Sunday, August 17, 2008

OMG


First of all, I am typing this as I sit with my left shoulder on ice. Force gloves are wonderful....when you are in shape, that is. I, well---I am not in shape. So My shoulder feels like it is trying to detach itself from my body at the moment, and I am still sitting here typing this. How's that for dedication?
I am also multi-tasking like only a mother can. In other words, there is a load of laundry going in the washer, and in the dryer. I have meat for dinner defrosting, sauce cooking. Nah, I don't deserve a cookie for this. In all honesty, I would be loafing if my child were not screaming that he is going to starve to death. I assure you he is not. He still has that toddler Buddha belly at the age of almost-7. It is more than likely that his "I'm starving!" is more like the equivalent of "I am no longer full from lunch." How do you explain the difference to a little boy? And so I am cooking.

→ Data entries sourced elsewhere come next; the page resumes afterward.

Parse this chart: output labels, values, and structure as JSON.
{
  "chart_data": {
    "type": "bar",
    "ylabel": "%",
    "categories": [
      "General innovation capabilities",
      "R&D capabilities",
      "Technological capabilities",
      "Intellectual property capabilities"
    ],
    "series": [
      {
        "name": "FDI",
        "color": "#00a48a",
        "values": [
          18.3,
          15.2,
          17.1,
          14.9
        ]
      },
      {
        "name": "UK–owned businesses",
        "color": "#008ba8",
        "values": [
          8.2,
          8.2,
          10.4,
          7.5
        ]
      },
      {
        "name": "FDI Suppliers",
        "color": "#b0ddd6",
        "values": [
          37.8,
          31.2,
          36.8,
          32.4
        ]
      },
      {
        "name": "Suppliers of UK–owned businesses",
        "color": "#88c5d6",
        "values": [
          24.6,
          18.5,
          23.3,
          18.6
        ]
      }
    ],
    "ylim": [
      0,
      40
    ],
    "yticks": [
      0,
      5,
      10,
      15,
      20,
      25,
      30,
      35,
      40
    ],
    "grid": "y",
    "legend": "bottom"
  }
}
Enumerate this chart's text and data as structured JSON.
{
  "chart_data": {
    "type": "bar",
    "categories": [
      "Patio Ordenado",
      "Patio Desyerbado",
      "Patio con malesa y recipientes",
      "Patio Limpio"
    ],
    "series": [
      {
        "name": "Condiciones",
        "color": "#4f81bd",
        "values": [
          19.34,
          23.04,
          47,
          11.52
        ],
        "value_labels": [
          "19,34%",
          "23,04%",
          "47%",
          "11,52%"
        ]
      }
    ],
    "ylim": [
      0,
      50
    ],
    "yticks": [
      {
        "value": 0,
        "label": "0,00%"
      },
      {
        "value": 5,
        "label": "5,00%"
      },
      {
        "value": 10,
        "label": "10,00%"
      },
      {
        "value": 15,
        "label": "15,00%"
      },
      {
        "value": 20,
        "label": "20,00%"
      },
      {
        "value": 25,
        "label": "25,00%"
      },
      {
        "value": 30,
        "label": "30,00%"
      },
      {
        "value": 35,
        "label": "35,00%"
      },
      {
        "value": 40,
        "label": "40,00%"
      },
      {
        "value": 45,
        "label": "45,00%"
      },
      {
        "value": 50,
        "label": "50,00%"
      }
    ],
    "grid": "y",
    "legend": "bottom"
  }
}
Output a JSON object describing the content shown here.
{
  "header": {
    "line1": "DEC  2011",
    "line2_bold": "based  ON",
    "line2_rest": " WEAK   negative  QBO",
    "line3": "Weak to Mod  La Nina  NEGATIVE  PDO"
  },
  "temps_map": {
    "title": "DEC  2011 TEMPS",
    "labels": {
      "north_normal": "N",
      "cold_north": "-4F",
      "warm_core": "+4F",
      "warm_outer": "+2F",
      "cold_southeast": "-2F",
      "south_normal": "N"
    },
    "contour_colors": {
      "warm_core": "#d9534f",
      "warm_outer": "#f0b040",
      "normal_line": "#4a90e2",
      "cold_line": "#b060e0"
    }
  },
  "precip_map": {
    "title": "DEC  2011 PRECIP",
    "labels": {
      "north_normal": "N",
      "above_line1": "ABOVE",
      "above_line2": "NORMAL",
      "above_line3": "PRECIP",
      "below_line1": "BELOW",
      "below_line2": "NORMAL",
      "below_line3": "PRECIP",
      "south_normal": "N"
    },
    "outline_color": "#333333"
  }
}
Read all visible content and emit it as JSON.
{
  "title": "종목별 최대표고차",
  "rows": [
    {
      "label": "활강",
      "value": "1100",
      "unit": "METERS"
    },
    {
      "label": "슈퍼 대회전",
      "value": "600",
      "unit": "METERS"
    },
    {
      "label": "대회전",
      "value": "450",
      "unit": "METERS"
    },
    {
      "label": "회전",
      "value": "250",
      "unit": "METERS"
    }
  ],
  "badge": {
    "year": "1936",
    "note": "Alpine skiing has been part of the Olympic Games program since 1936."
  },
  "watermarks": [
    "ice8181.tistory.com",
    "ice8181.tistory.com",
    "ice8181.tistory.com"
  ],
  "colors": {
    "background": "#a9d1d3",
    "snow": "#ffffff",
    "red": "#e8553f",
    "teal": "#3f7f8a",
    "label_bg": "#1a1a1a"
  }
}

My child is also the source of a big ol' gross-out today. I am sorting through laundry, when I stumble across denim with a glop of brown muck on it. I didn't delve into the pile to see whose jeans they were, but instead yelled for John. I made him smell the mystery substance and from the look on his face, deduced that it was indeed dog poop. But here is the enigma. It was in the middle of the back of the leg. Not by the ankle or the hem. By the knee. And they were my beloved child's jeans. WTF? How did he do that? So the imagery pops into my head of what he would have had to have done to get that there. My original theory I had as a little girl in kindergarten was bang-on, it seems. Boys ARE yucky!